Meragukan Komitmen Anti-KKN Daerah Lebih jauh, Emi Sumirta menyatakan keraguannya terhadap komitmen Pemerintah Kabupaten Banyuasin dalam memberantas praktik Korupsi, Kolusi, dan Nepotisme (KKN).
Menurutnya, lambannya respons daerah tidak sejalan dengan semangat nasional yang diusung Presiden Prabowo Subianto.
"Melihat kondisi Banyuasin saat ini, saya meragukan komitmen pemerintah daerah dalam memberantas KKN di bumi 'Sedulang Setudung'. Ini jelas tidak sejalan dengan langkah Presiden Prabowo yang sekarang secara tegas menyatakan perang terhadap KKN," pungkasnya.
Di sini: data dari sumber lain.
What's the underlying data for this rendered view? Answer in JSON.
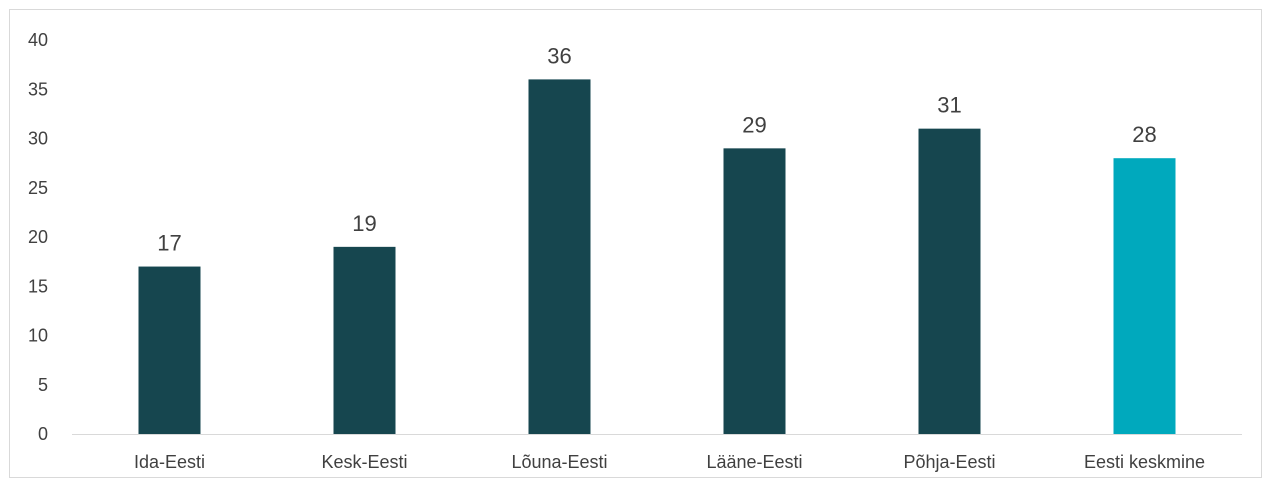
{
  "chart_data": {
    "type": "bar",
    "title": "",
    "xlabel": "",
    "ylabel": "",
    "categories": [
      "Ida-Eesti",
      "Kesk-Eesti",
      "Lõuna-Eesti",
      "Lääne-Eesti",
      "Põhja-Eesti",
      "Eesti keskmine"
    ],
    "values": [
      17,
      19,
      36,
      29,
      31,
      28
    ],
    "colors": [
      "#16464f",
      "#16464f",
      "#16464f",
      "#16464f",
      "#16464f",
      "#00a9bd"
    ],
    "ylim": [
      0,
      40
    ],
    "yticks": [
      0,
      5,
      10,
      15,
      20,
      25,
      30,
      35,
      40
    ],
    "grid": false,
    "legend": "none",
    "data_labels": true
  }
}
Inspektorat Banyuasin kini menjanjikan investigasi selama 10 hari kerja. Publik kini menunggu apakah pemeriksaan ini akan membuahkan sanksi administratif dan pidana yang tegas bagi oknum yang terlibat, atau justru hanya menjadi "prosedur rutin" untuk meredam gejolak massa.
Kasus ini menjadi pertaruhan besar bagi kredibilitas Bupati Banyuasin dan jajarannya dalam membuktikan bahwa mereka benar-benar serius melakukan pembersihan birokrasi dari praktik-praktik ilegal yang merugikan dunia pendidikan. (RED)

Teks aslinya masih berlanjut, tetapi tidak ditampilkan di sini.